BACKGROUND: At present, artificial ankle arthroplasty and arthroscopic ankle fusion can be used in the treatment of severe traumatic arthritis, but which kind of treatment can make patients more benefit is not conclusive.
OBJECTIVE: To explore the clinical efficacy and safety of artificial ankle arthroplasty and ankle joint fusion in the treatment of traumatic ankle arthritis.
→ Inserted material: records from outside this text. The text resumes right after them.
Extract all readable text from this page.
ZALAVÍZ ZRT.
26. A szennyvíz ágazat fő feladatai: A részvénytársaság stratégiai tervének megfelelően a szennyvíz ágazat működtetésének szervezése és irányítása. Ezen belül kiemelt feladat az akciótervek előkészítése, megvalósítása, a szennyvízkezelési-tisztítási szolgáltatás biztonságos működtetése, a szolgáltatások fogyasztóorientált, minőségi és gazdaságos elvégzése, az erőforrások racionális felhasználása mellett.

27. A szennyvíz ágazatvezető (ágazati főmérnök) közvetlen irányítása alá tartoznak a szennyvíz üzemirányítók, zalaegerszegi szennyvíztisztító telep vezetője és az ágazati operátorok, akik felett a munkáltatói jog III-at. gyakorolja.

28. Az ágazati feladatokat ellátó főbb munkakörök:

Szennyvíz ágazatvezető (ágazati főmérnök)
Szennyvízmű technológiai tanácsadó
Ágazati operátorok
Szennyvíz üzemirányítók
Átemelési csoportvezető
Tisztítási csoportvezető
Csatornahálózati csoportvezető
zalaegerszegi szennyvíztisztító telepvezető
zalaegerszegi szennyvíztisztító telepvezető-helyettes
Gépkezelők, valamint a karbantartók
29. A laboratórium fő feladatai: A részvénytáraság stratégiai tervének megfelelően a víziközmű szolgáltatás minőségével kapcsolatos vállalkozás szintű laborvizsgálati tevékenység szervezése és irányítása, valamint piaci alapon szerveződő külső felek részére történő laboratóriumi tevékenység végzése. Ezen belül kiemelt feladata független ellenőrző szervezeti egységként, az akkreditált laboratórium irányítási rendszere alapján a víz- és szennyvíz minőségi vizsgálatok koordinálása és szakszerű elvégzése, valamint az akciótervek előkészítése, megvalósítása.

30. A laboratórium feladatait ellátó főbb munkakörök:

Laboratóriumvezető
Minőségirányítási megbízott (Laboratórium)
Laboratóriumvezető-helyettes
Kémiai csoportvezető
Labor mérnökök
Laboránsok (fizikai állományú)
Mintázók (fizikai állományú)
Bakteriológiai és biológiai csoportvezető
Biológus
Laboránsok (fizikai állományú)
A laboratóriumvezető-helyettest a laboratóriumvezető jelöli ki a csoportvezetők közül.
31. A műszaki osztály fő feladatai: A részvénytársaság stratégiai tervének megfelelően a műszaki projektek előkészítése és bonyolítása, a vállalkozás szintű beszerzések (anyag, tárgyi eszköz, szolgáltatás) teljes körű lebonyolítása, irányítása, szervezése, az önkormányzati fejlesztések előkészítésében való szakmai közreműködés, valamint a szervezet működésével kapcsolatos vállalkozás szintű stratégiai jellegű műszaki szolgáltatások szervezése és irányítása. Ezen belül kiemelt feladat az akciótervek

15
METHODS: A retrospective study was conducted in 64 ankles of 64 patients with traumatic ankle arthritis who were treated by conservative treatment in Nanjing Integrated Traditional Chinese and Western Medicine Hospital Affiliated to Nanjing University of Chinese Medicine from January 2012 to December 2015. They were divided into observation group and control group according to the surgical procedure accepted by the patients. In the observation group, 26 patients (26 ankles) underwent artificial ankle arthroplasty. In the control group, 38 patients (38 ankles) received ankle arthrodesis. The operation status, hospitalization time, postoperative complications, revision rate, limp rate and post-discharge follow-up were recorded and compared between the two groups. The preoperative and postoperative ankle Kofoed score, Visual Analogue Scale (VAS) score and the American Orthopedic Foot and Ankle Society Score (AOFAS) score were evaluated and compared between the two groups.
RESULTS AND CONCLUSION:
(1) The operation time of the control group was significantly higher than that of the observation group (P
< 0.05). The intraoperative blood loss, operation cost and postoperative hospital stay were significantly higher in the observation group than in the control group (P
< 0.05). (2) The scores of Kofoed, VAS and AOFAS were significantly higher at 6 months and 1 year after operation than those before operation in the two groups (P
< 0.05). There was no significant difference in the scores of Kofoed, VAS and AOFAS between the two groups (P
> 0.05). The Kofoed score and the AOFAS score were significantly better in the observation group than in the control group at 6 months and 1 year after operation (P
< 0.05). There was no significant difference in VAS score between the two groups at 6 months and 1 year after operation (P
> 0.05). (3) The postoperative infection rate, incision healing rate, fibrous adhesions and ankle pain or swelling rate were significantly lower in the control group than those in the observation group (P
< 0.05). (4)The revision rate of the control group was significantly lower than that of the observation group at 1 year, but the degree of mild claudication was significantly higher than that of the observation group (P
< 0.05). (5) In conclusion, arthroscopic ankle joint fusion has the advantages of small trauma, low cost and short postoperative hospital stay, but it has higher limp rate after operation. Artificial ankle joint fusion has the advantages of improving ankle joint function and activity. However, its postoperative revision rate and the incidence of partial complications are relatively high. Therefore, in the practical application, we should take full account of the patient's condition, age and economic conditions, choose the optimal treatment program, and actively avoid all kinds of postoperative complications, and improve the quality of life after surgery.